‘Spatial turn’ in contemporary literary studies

By MING HAIYING / 05-13-2021 / (Chinese Social Sciences Today)

A “spatial turn” has opened up new perspectives for contemporary literary studies and spawned new disciplines such as spatial narratology and literary geography. Photo: CFP


After the second half of the 20th century, a “spatial turn” affected its “own” fields, spaces such as architecture, geography, and urban planning. The concept has also rapidly spread into the fields of philosophy and literature. Such topics as spaces, places, and cartography occupy new frontiers in literary and cultural studies. 

 
Spatial turn 
Philosophers, sociologists, and geographers have profoundly elaborated on the “spatial turn” from their respective disciplinary backgrounds and research perspectives, said Long Diyong, dean of the School of Art at Southeast University.
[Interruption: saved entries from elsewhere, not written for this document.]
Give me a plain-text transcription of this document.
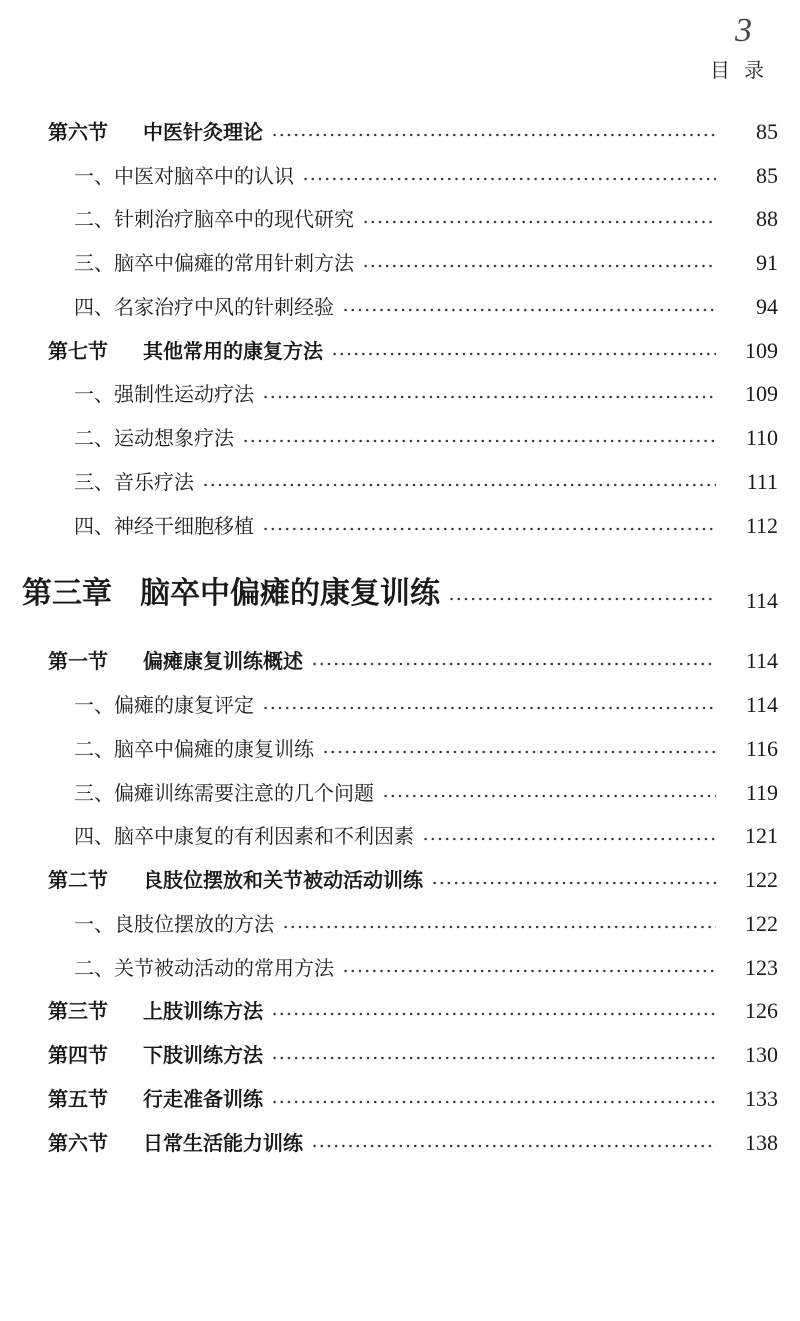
3
目录
第六节	中医针灸理论	85
一、中医对脑卒中的认识	85
二、针刺治疗脑卒中的现代研究	88
三、脑卒中偏瘫的常用针刺方法	91
四、名家治疗中风的针刺经验	94
第七节	其他常用的康复方法	109
一、强制性运动疗法	109
二、运动想象疗法	110
三、音乐疗法	111
四、神经干细胞移植	112
第三章 脑卒中偏瘫的康复训练	114
第一节	偏瘫康复训练概述	114
一、偏瘫的康复评定	114
二、脑卒中偏瘫的康复训练	116
三、偏瘫训练需要注意的几个问题	119
四、脑卒中康复的有利因素和不利因素	121
第二节	良肢位摆放和关节被动活动训练	122
一、良肢位摆放的方法	122
二、关节被动活动的常用方法	123
第三节	上肢训练方法	126
第四节	下肢训练方法	130
第五节	行走准备训练	133
第六节	日常生活能力训练	138
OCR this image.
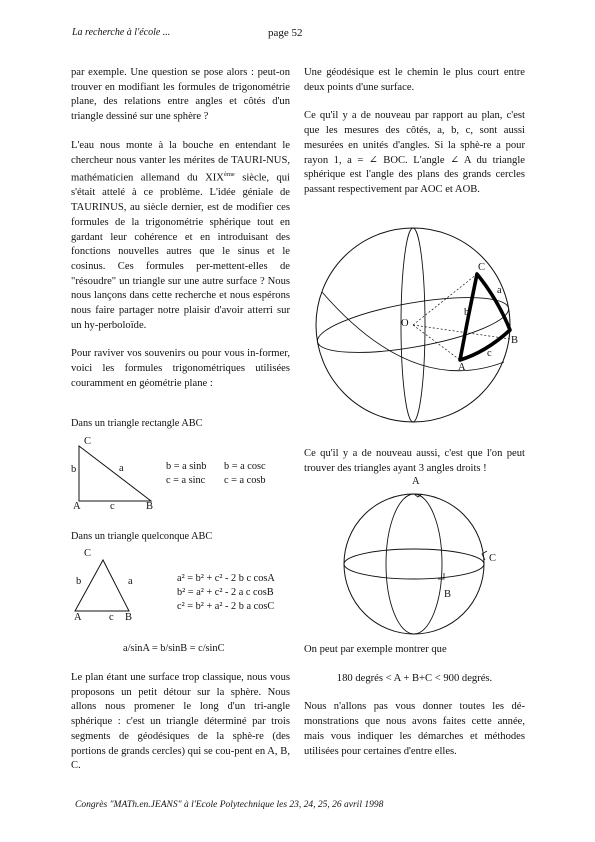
La recherche à l'école ...	page 52

par exemple. Une question se pose alors : peut-on trouver en modifiant les formules de trigonométrie plane, des relations entre angles et côtés d'un triangle dessiné sur une sphère ?

L'eau nous monte à la bouche en entendant le chercheur nous vanter les mérites de TAURI-NUS, mathématicien allemand du XIXème siècle, qui s'était attelé à ce problème. L'idée géniale de TAURINUS, au siècle dernier, est de modifier ces formules de la trigonométrie sphérique tout en gardant leur cohérence et en introduisant des fonctions nouvelles autres que le sinus et le cosinus. Ces formules per-mettent-elles de "résoudre" un triangle sur une autre surface ? Nous nous lançons dans cette recherche et nous espérons nous faire partager notre plaisir d'avoir atterri sur un hy-perboloïde.

Pour raviver vos souvenirs ou pour vous in-former, voici les formules trigonométriques utilisées couramment en géométrie plane :

Dans un triangle rectangle ABC
C
b	a
A	c	B
b = a sinb b = a cosc
c = a sinc c = a cosb
Dans un triangle quelconque ABC
C
b	a
A	c B
a² = b² + c² - 2 b c cosA
b² = a² + c² - 2 a c cosB
c² = b² + a² - 2 b a cosC
a/sinA = b/sinB = c/sinC

Le plan étant une surface trop classique, nous vous proposons un petit détour sur la sphère. Nous allons nous promener le long d'un tri-angle sphérique : c'est un triangle déterminé par trois segments de géodésiques de la sphè-re (des portions de grands cercles) qui se cou-pent en A, B, C.

Une géodésique est le chemin le plus court entre deux points d'une surface.

Ce qu'il y a de nouveau par rapport au plan, c'est que les mesures des côtés, a, b, c, sont aussi mesurées en unités d'angles. Si la sphè-re a pour rayon 1, a = ∠ BOC. L'angle ∠ A du triangle sphérique est l'angle des plans des grands cercles passant respectivement par AOC et AOB.

C
a
b
O
B
c
A

Ce qu'il y a de nouveau aussi, c'est que l'on peut trouver des triangles ayant 3 angles droits !

A
C
B

On peut par exemple montrer que

180 degrés < A + B+C < 900 degrés.

Nous n'allons pas vous donner toutes les dé-monstrations que nous avons faites cette année, mais vous indiquer les démarches et méthodes utilisées pour certaines d'entre elles.

Congrès "MATh.en.JEANS" à l'Ecole Polytechnique les 23, 24, 25, 26 avril 1998
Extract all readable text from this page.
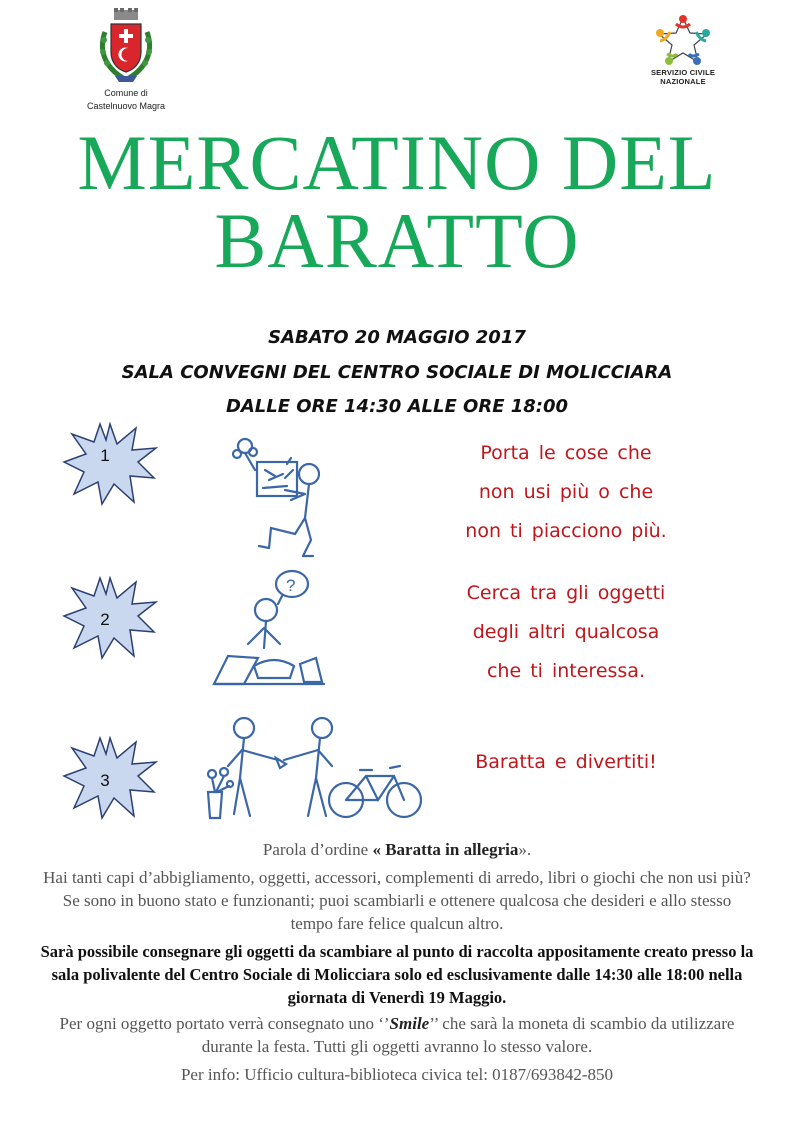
Comune di
Castelnuovo Magra
SERVIZIO CIVILE
NAZIONALE
MERCATINO DEL
BARATTO
SABATO 20 MAGGIO 2017
SALA CONVEGNI DEL CENTRO SOCIALE DI MOLICCIARA
DALLE ORE 14:30 ALLE ORE 18:00
1	Porta le cose che
non usi più o che
non ti piacciono più.
2
?	Cerca tra gli oggetti
degli altri qualcosa
che ti interessa.
3
Baratta e divertiti!
Parola d’ordine « Baratta in allegria».
Hai tanti capi d’abbigliamento, oggetti, accessori, complementi di arredo, libri o giochi che non usi più? Se sono in buono stato e funzionanti; puoi scambiarli e ottenere qualcosa che desideri e allo stesso tempo fare felice qualcun altro.
Sarà possibile consegnare gli oggetti da scambiare al punto di raccolta appositamente creato presso la sala polivalente del Centro Sociale di Molicciara solo ed esclusivamente dalle 14:30 alle 18:00 nella giornata di Venerdì 19 Maggio.
Per ogni oggetto portato verrà consegnato uno ‘’Smile’’ che sarà la moneta di scambio da utilizzare durante la festa. Tutti gli oggetti avranno lo stesso valore.
Per info: Ufficio cultura-biblioteca civica tel: 0187/693842-850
Michel Foucault, Gaston Bachelard, Henri Lefebvre, Daniel Bell, Fredric Jameson, and David Harvey have pushed the spatial turn forward in the humanities and social sciences. 
 
According to Liu Jin, vice president of Northwest Normal University, space has become a prominent heterogeneous place where various forces such as country, nation, economy, and culture converge. This convergence is the ultimate research goal of contemporary Western spatial theories. Thus, space has become a new platform for performing theories’ critical functions in contemporary contexts. 
 
Literary space is an imaginary and artistic construction via written language, featuring joint participation by writers, texts, and readers, said Fang Ying, a professor from the School of Foreign Languages at Zhejiang Gongshang University. Literary space is a result of linguistic construction, cultural construction, and psychological construction, as well as the construction of relationships. Realizing this can inspire more in-depth discussions about the similarities and differences between literary spaces and other art spaces. 
 
New perspectives 
Impacted by the spatial turn in literature, authors and literary researchers consciously observe things from spatial perspectives, discovering fields neglected in traditional research and opening up new research directions, Long noted. The spatial dimension of narratives, in addition to avoiding traditional unitary narratological research which only examines narrative phenomena on a temporal level, has spawned the new discipline of spatial narratology. This spatial trend in literature has also sparked the emergence of new disciplines such as literary geography and literary cartography. 
 
The spatial turn creates unique perspectives for understanding new concepts in contemporary literary research. It has brought new changes and new trends to literary criticism, said Lu Yang, a professor from the Department of Chinese Language and Literature at Fudan University.
 
Literary research’s spatial turn has intensified researchers’ “spatial” perceptions and “spatial consciousness” when analyzing literature, so that they can make new interpretations of classic texts, Fang added. The process can derive new fields in literary research, such as research on a certain literary topic, a work, a writer, a school, or intellectual trends from a spatial perspective; spatial research on a certain literary genre (travel narratives, utopian fiction, urban literature); and research on relationships between spaces and other literary elements (temporal settings, characters, narrators, perspectives or focuses, themes, ideologies). 
 
With the development of technology, various image formats that arise virtually in social life constitute a “super-real” world in the form of “simulacra” or “iconicity,” which requires the attention of scholars focusing on the literary spatial turn, Long continued. Scholars of spatial narratology should conduct a comprehensive and in-depth analysis of the virtual super-real world and establish a reasonable theoretical system to tackle increasingly urgent real problems. Meanwhile, academia should work on image narration, which is regarded as a “spatial art” in traditional literature and art theories. Against the backdrop of a spatial turn, old literary theory topics can be reexamined from a fresh spatial dimension. 
 
Spatial criticism 
It has become possible to conduct “spatial criticism,” which targets space in a broad sense and carries out interdisciplinary criticism, Lu said. Connections between literary criticism and spatial theory are not limited to an alliance between literature and cultural geography. Once perspectives of cognitive geography and spatial politics are introduced into literary criticism, literary and critical narratives are expected to draw a “humanistic cognitive map” from the outside to the inside.
 
“Spatiality” is a key concept in literary spatial criticism, which is both a research perspective and the core of problem domains, Fang concluded. Research that proceeds with spatiality should be encouraged to improve the construction of contemporary literary theory and literary criticism, systematically illuminating relationships between spatial elements and core issues in literary research. Scholars should take the perspective of “drawing spatiality” to review skyrocketing domestic literary research related to spaces, places, and geography. Additionally, we need to probe theoretical spatial criticism issues from four aspects—distinguishing between different spatial types in the literary world, examining power relations from a spatial perspective, mapping relationship diagrams between spaces and ideologies, and exploring relationships between spaces and existence.